With regard to Mika Waltari’s novel The Egyptian, then the book’s hero Sinuhe not only practices in Egypt but also in Egypt’s imperial territory Syria. He works briefly as a military medic on the Hittite frontier and also travels to Babylon where he cures the sick boy-king Burraburiash. In other words, if surgery was known to the Egyptians, then Egypt’s neighbours were also likely to have been aware of it.

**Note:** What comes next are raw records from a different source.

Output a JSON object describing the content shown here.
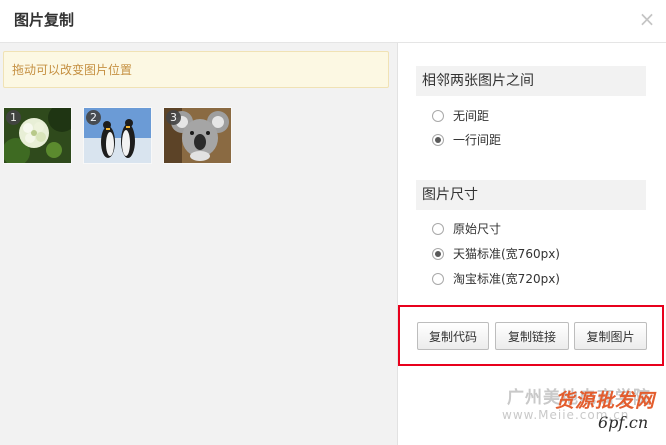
{
  "dialog": {
    "title": "图片复制",
    "close_icon": "close-icon"
  },
  "tip": {
    "text": "拖动可以改变图片位置"
  },
  "thumbnails": [
    {
      "number": "1",
      "subject": "flower"
    },
    {
      "number": "2",
      "subject": "penguins"
    },
    {
      "number": "3",
      "subject": "koala"
    }
  ],
  "spacing": {
    "title": "相邻两张图片之间",
    "options": [
      {
        "label": "无间距",
        "checked": false
      },
      {
        "label": "一行间距",
        "checked": true
      }
    ]
  },
  "size": {
    "title": "图片尺寸",
    "options": [
      {
        "label": "原始尺寸",
        "checked": false
      },
      {
        "label": "天猫标准(宽760px)",
        "checked": true
      },
      {
        "label": "淘宝标准(宽720px)",
        "checked": false
      }
    ]
  },
  "actions": {
    "copy_code": "复制代码",
    "copy_link": "复制链接",
    "copy_image": "复制图片"
  },
  "watermark": {
    "line1": "广州美地电商学院",
    "line2": "www.Meiie.com.cn",
    "red_text": "货源批发网",
    "site": "6pf.cn"
  },
  "colors": {
    "highlight_border": "#e8001c",
    "tip_bg": "#fcf8e3",
    "tip_text": "#c59042"
  }
}
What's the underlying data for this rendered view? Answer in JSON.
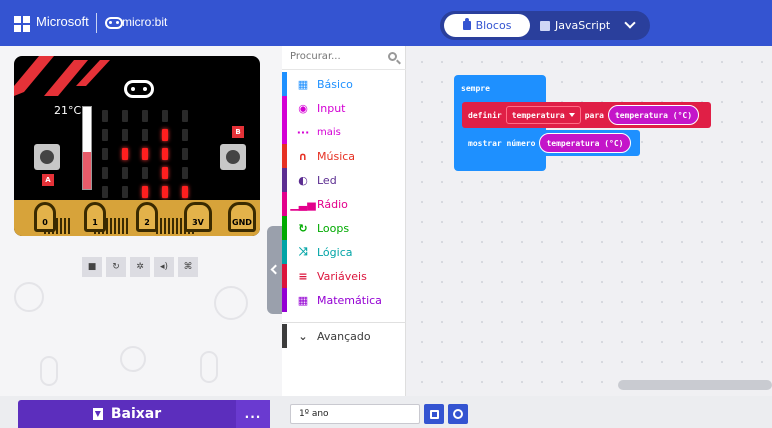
{
  "header": {
    "brand_ms": "Microsoft",
    "brand_product": "micro:bit",
    "tabs": [
      {
        "label": "Blocos",
        "active": true
      },
      {
        "label": "JavaScript",
        "active": false
      }
    ],
    "bar_color": "#3454d1"
  },
  "simulator": {
    "temperature_label": "21°C",
    "thermometer_fill_fraction": 0.45,
    "button_a": "A",
    "button_b": "B",
    "pins": [
      "0",
      "1",
      "2",
      "3V",
      "GND"
    ],
    "led_matrix": [
      [
        0,
        0,
        0,
        0,
        0
      ],
      [
        0,
        0,
        0,
        1,
        0
      ],
      [
        0,
        1,
        1,
        1,
        0
      ],
      [
        0,
        0,
        0,
        1,
        0
      ],
      [
        0,
        0,
        1,
        1,
        1
      ]
    ],
    "controls": [
      "stop-icon",
      "restart-icon",
      "slow-motion-icon",
      "mute-icon",
      "fullscreen-icon"
    ]
  },
  "toolbox": {
    "search_placeholder": "Procurar...",
    "categories": [
      {
        "label": "Básico",
        "color": "#1e90ff",
        "icon": "grid-icon"
      },
      {
        "label": "Input",
        "color": "#d400d4",
        "icon": "input-icon"
      },
      {
        "label": "mais",
        "color": "#d400d4",
        "icon": "more-icon"
      },
      {
        "label": "Música",
        "color": "#e63022",
        "icon": "headphones-icon"
      },
      {
        "label": "Led",
        "color": "#5c2d91",
        "icon": "toggle-icon"
      },
      {
        "label": "Rádio",
        "color": "#e3008c",
        "icon": "signal-icon"
      },
      {
        "label": "Loops",
        "color": "#00aa00",
        "icon": "loop-icon"
      },
      {
        "label": "Lógica",
        "color": "#00a4a6",
        "icon": "shuffle-icon"
      },
      {
        "label": "Variáveis",
        "color": "#dc143c",
        "icon": "lines-icon"
      },
      {
        "label": "Matemática",
        "color": "#9400d3",
        "icon": "calculator-icon"
      },
      {
        "label": "Avançado",
        "color": "#3c3c3c",
        "icon": "chevron-down-icon"
      }
    ]
  },
  "workspace": {
    "forever_label": "sempre",
    "set_keyword": "definir",
    "set_variable": "temperatura",
    "set_to": "para",
    "set_value": "temperatura (°C)",
    "show_keyword": "mostrar número",
    "show_value": "temperatura (°C)"
  },
  "footer": {
    "download_label": "Baixar",
    "more_label": "...",
    "project_name": "1º ano"
  }
}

When The Egyptian was published many people at the time (including archaeologists and other academics) thought that Waltari was an Egyptologist who had written a novel. He was, however, a novelist who had written an excellent, historically-based fiction. Away from surgery and medicine, the advent of iron smelting also features in the book which corresponds with Mika Waltari’s theme of setting his novels at significant turning points in history. In a dramatic scene (enacted in the 1954 Holywood film) Sinuhe demonstrates the power of a new Hittite sword (made from iron) by getting someone to strike it with a bronze sword which dents and breaks thus rendering all of Egypt’s bronze weapons obsolete. Metallurgists, blacksmiths and swordsmiths, however, are divided on this. Some point out that bronze is essentially stronger than iron but that iron was cheaper to make and so won out in terms of economy of scale. Others counter again saying that the strength (or brittleness) of a sword (of either metal) is dependent upon several factors ranging from whether it has been cast or forged, quenched, tempered or work-hardened etc. It highlights, however, that the toing and froing of scientific knowledge and technical advances in the era must have been a multilateral phenomenon.